A ilusão de evolução sempre perseguiu a humanidade, que idealiza o ser humano como protagonista da construção do bem, da justiça, da igualdade e da harmonia, como se estivéssemos sempre numa curva ascendente rumo à utopia social.
Um rápido passeio na história deveria ser suficiente para nos convencermos da visão heracliana de que a vida é uma luta de contrários, que esse ser humano tem em sua constituição Apolo e Dionísio, ordem e caos, razão e loucura. Muitas vezes a humanidade acreditou nessa evolução, na construção apolínea da natureza humana e a realidade explodiu em sua frente.
A religião sempre contribui muito para esse equívoco e, mesmo com o resultado do medievo, quando nas entranhas da casa de Apolo, Dionísio crescia e se desenvolvia, até a necessidade da reforma luterana e toda a derrocada do mando da religião.
O mundo continua dividido nessa aposta.
A construção social moderna, racional, consciente e progressista volta e meia desmorona em distopias gritantes, devido à tentativa de sufocar Dionísio da realidade humana.
Durante um tempo, tudo sorri e a ilusão aumenta.
A Europa unificada parecia um sonho, os grandes e ricos com suas portas abertas aos “irmãos”, um único dinheiro. Os fortes se juntando aos fracos para a caminhada comum. Tudo lindo.
Os Estados Unidos, com todo seu histórico de racismo, elegem Obama. Um negro, presidente da maior potência mundial. Agora sim, estamos muito mais conscientes.
No Brasil cai a ditadura e mesmo com uma transição lenta, chegamos a um governo de esquerda, “progressista”. A sociedade se torna tolerante e diversa, voltada para a solidariedade e construção de uma sociedade “mais justa” para todos.
Para ficarmos somente nesses três exemplos, vamos às perguntas fundamentais…

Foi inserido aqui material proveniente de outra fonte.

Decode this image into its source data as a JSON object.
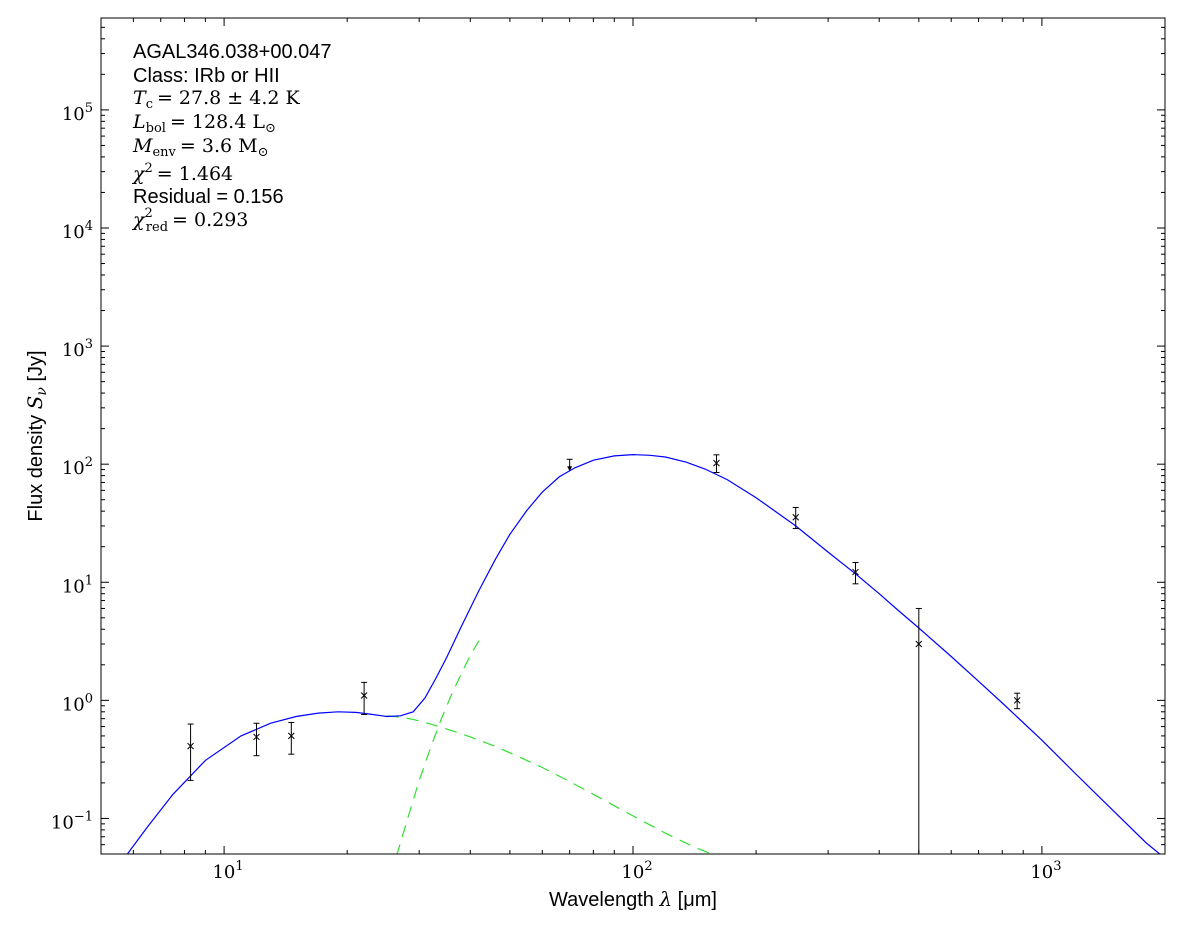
{
  "chart_data": {
    "type": "scatter",
    "title": "",
    "xlabel_prefix": "Wavelength ",
    "xlabel_symbol": "λ",
    "xlabel_unit": " [μm]",
    "ylabel_prefix": "Flux density ",
    "ylabel_symbol": "S",
    "ylabel_sub": "ν",
    "ylabel_unit": " [Jy]",
    "xscale": "log",
    "yscale": "log",
    "xlim": [
      5,
      2000
    ],
    "ylim": [
      0.05,
      600000
    ],
    "grid": false,
    "x_ticks": [
      {
        "value": 10,
        "label": "10",
        "exp": "1"
      },
      {
        "value": 100,
        "label": "10",
        "exp": "2"
      },
      {
        "value": 1000,
        "label": "10",
        "exp": "3"
      }
    ],
    "y_ticks": [
      {
        "value": 0.1,
        "label": "10",
        "exp": "−1"
      },
      {
        "value": 1,
        "label": "10",
        "exp": "0"
      },
      {
        "value": 10,
        "label": "10",
        "exp": "1"
      },
      {
        "value": 100,
        "label": "10",
        "exp": "2"
      },
      {
        "value": 1000,
        "label": "10",
        "exp": "3"
      },
      {
        "value": 10000,
        "label": "10",
        "exp": "4"
      },
      {
        "value": 100000,
        "label": "10",
        "exp": "5"
      }
    ],
    "points": [
      {
        "x": 8.28,
        "y": 0.41,
        "err_low": 0.21,
        "err_high": 0.63
      },
      {
        "x": 12.0,
        "y": 0.49,
        "err_low": 0.34,
        "err_high": 0.64
      },
      {
        "x": 14.6,
        "y": 0.5,
        "err_low": 0.35,
        "err_high": 0.65
      },
      {
        "x": 22.0,
        "y": 1.1,
        "err_low": 0.76,
        "err_high": 1.42
      },
      {
        "x": 160,
        "y": 102,
        "err_low": 85,
        "err_high": 120
      },
      {
        "x": 250,
        "y": 35.5,
        "err_low": 28.5,
        "err_high": 43
      },
      {
        "x": 350,
        "y": 12.2,
        "err_low": 9.7,
        "err_high": 14.7
      },
      {
        "x": 500,
        "y": 3.0,
        "err_low": 0.05,
        "err_high": 6.0
      },
      {
        "x": 870,
        "y": 1.0,
        "err_low": 0.85,
        "err_high": 1.15
      }
    ],
    "upper_limits": [
      {
        "x": 70,
        "y": 110
      }
    ],
    "model_total": {
      "color": "#0000ff",
      "x": [
        5.8,
        6.5,
        7.5,
        9,
        11,
        13,
        15,
        17,
        19,
        21,
        23,
        25,
        27,
        29,
        31,
        33,
        35,
        38,
        42,
        46,
        50,
        55,
        60,
        66,
        72,
        80,
        90,
        100,
        110,
        120,
        135,
        150,
        170,
        200,
        250,
        300,
        350,
        400,
        450,
        500,
        600,
        700,
        800,
        1000,
        1200,
        1500,
        1800,
        2000
      ],
      "y": [
        0.05,
        0.085,
        0.16,
        0.31,
        0.5,
        0.64,
        0.73,
        0.78,
        0.8,
        0.79,
        0.76,
        0.73,
        0.74,
        0.8,
        1.05,
        1.55,
        2.3,
        4.2,
        8.5,
        15.5,
        25.5,
        40.5,
        58,
        78,
        93,
        108,
        117.5,
        120.5,
        119,
        115,
        104,
        91,
        74,
        52,
        30,
        18,
        11.8,
        8.0,
        5.6,
        4.1,
        2.35,
        1.45,
        0.95,
        0.46,
        0.245,
        0.115,
        0.062,
        0.046
      ]
    },
    "model_warm": {
      "color": "#33dd33",
      "style": "dashed",
      "x": [
        25,
        27,
        29,
        31,
        33,
        36,
        40,
        45,
        50,
        60,
        70,
        80,
        90,
        100,
        120,
        140,
        160
      ],
      "y": [
        0.74,
        0.72,
        0.69,
        0.65,
        0.61,
        0.555,
        0.49,
        0.42,
        0.36,
        0.27,
        0.205,
        0.16,
        0.128,
        0.105,
        0.075,
        0.058,
        0.048
      ]
    },
    "model_cold": {
      "color": "#33dd33",
      "style": "dashed",
      "x": [
        26.4,
        28,
        30,
        32,
        34,
        36,
        38,
        40,
        42
      ],
      "y": [
        0.048,
        0.095,
        0.21,
        0.4,
        0.7,
        1.12,
        1.68,
        2.4,
        3.2
      ]
    }
  },
  "annotation": {
    "source_name": "AGAL346.038+00.047",
    "class_line": "Class: IRb or HII",
    "tc_line": "= 27.8 ± 4.2 K",
    "lbol_line": "= 128.4 L",
    "menv_line": "= 3.6 M",
    "chi2_line": "= 1.464",
    "residual_line": "Residual = 0.156",
    "chi2red_line": "= 0.293"
  }
}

Finalmente conseguimos eliminar ou enfraquecer Dionísio?
A humanidade melhorou?
Conquistaremos nossa utopia?
Nada disso, como sempre, Dionísio crescia nas entranhas e deixava Apolo somente na superfície mantendo as aparências.
Brexit, Trump, Bolsonaro não caem de paraquedas, pelo contrário, são sínteses da tensão que estava colocada o tempo inteiro.
A humanidade continua “demasiadamente humana”, com toda sua capacidade de bem e de mal, em suas medidas próprias que não obedecem às construções românticas, mas seguem seu curso natural.
Então estamos mesmo no deserto?
Não há esperança?
E a velha utopia?
Não chega a ser um deserto, mas não estamos numa nuvem de algodão doce. Também temos o amargo e o salgado.
Sempre há esperança, desde que não se sufoque a realidade pelo ideal.
Quanto à utopia…
Bem, as palavras de Eduardo Galeano podem nos precaver da ilusão: “A utopia está lá no horizonte, me aproximo dois passos e ela se afasta dois passos… Para que serve a utopia? Serve para isso: para que eu não deixe de caminhar”.